読んでみたところ、宮台真司という人は果たしてうさん臭い奴だった。
「まえがき」の部分で、宮台にとって奥平康弘という年長の憲法学者がどれほど偉大な存在であるかみたいなことを書いておきながら、その割には宮台はひとりで喋りすぎている。対談のうちの8割くらいは宮台の発言なのだ。
これは旧き良き謙譲の美徳の日本的価値観からすれば極めてよろしくない。いや、百歩譲ってそれはまあ良いとしても、そもそも宮台のものの言いようが不遜である。
「田吾作」だの「馬鹿ども」だのと「民度の低い日本人」を罵倒しまくるのを典型として、日本国民の大多数に対していちいち見下した表現をしている。いくら言ってることが正しかったとしても、これでは読む側の反発も必至で、こういう喋り方は非常に損だなあと思った。
それに対して、奥平名誉教授の「僕は結局憲法の世界では連戦連敗だったな」(第6章、232ページ)という謙虚な物言いが清々しく際立っている。
ただし、いかに言い方がひどいとは言え、宮台の言っていることは大筋においてちゃんと論理的整合性が取れているし、それは当然彼の分析力の非凡さを示すものであり、従って彼の発言には非常に有意義な提案が満ち溢れている。
だからこそ、いかに宮台が腹立たしい奴であっても、僕は彼の発言のひとつひとつに耳を傾けて最後まで読み終えた。──僕が思うに、日本人にはそういう態度が欠如しているのである。
日本人の多くは、言っていることの正しさではなく、言っている奴が嫌な奴かどうかみたいなことで判断してしまう傾向が強い。彼の喋り方が気に食わなければ、彼の話した内容については考えてもみないのである。

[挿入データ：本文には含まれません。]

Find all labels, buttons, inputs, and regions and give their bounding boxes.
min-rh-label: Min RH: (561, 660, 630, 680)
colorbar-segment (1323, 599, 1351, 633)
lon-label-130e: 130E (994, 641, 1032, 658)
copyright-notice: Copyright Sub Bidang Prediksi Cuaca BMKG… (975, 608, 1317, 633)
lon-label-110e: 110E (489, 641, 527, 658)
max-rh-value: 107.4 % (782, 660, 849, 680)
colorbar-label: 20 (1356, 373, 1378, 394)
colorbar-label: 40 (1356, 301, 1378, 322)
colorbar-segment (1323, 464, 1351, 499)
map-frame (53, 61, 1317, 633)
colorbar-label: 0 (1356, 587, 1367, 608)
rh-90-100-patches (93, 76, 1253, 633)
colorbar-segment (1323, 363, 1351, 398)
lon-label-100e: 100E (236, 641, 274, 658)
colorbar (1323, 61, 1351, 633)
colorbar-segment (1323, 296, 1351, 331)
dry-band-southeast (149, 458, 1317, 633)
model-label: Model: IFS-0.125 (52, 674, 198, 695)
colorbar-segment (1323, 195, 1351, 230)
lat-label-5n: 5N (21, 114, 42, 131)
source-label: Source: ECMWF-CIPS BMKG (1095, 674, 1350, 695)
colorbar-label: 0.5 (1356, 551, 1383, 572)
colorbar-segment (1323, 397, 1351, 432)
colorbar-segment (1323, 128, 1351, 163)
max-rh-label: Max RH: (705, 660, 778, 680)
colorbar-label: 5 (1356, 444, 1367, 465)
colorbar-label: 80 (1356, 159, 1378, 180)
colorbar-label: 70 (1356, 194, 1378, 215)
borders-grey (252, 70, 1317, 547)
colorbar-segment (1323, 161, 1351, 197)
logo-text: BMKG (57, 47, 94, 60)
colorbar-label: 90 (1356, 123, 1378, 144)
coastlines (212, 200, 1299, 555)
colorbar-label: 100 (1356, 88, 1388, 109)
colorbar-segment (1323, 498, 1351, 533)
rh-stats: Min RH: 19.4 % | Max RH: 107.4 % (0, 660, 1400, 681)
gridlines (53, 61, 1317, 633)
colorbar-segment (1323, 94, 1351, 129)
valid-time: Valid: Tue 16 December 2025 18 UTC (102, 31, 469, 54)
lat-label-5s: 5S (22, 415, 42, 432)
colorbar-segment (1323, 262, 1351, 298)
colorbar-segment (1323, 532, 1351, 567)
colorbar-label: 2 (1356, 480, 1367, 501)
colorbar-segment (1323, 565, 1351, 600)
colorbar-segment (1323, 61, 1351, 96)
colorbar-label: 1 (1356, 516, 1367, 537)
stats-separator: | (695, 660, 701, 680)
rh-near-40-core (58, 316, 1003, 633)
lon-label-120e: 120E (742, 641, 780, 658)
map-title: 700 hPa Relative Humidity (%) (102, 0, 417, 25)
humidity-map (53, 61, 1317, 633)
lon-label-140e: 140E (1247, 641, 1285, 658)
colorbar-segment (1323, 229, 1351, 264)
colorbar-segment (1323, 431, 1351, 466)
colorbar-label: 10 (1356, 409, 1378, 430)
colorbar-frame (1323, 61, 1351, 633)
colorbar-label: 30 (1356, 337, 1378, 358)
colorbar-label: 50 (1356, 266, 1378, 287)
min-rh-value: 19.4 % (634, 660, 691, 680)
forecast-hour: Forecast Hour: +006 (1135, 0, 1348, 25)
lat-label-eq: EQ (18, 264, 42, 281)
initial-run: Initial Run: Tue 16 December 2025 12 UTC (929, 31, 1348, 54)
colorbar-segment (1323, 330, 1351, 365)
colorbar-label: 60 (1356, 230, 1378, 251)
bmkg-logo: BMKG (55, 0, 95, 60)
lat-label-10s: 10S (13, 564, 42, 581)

この傾向を脱することができなければ、憲法論議なんて一歩も前に進むはずがないのである。
──そして、僕が今書いたまさにそのことと同じようなことを、宮台真司は全体として主張しているように思える。喋り方が気に食わないからと言って他人の話を聞けないような人間が、宮台によって繰り返し繰り返し「田吾作」と罵られているのである。
「『映画の中にどういう情報が内在しているのか』という観点から、『正しい情報を読み取りましょう』と考えるのは、残念ながら誤りだ」「映画から何を体験できるのかということは、自分の頭の中や記憶の引き出しに、どれだけのデータベースが構築されているのかということに依存する」(第2章、76ページ)。
「憲法とは、統治権力を義務規定に伏させるための、統治権力と市民の間の社会契約ですが、契約時に市民が統治権力に何を要求したのかという立法意思=憲法意思が、憲法に──したがって人権に──実質を与えるものとして極めて重要になってきます」(第3章、117ページ)。
「全ての人に今すぐ役に立つのでなければ役に立ったとは言えないというのであれば、ちょっと待ってください、誰々の不本意は大いにある、だけど誰々の不満があるということと、憲法がナンセンスというのは違うでしょう」(第4章、145ページ)。
「憲法は統治権力に対する命令、すなわち、『国家』に対する命令です。ピープルに対する命令、すなわち『社会』に対する命令ではありません。憲法の背後には、統治権力が極めて恐ろしいものだという発想があります」(第4章、161ページ)。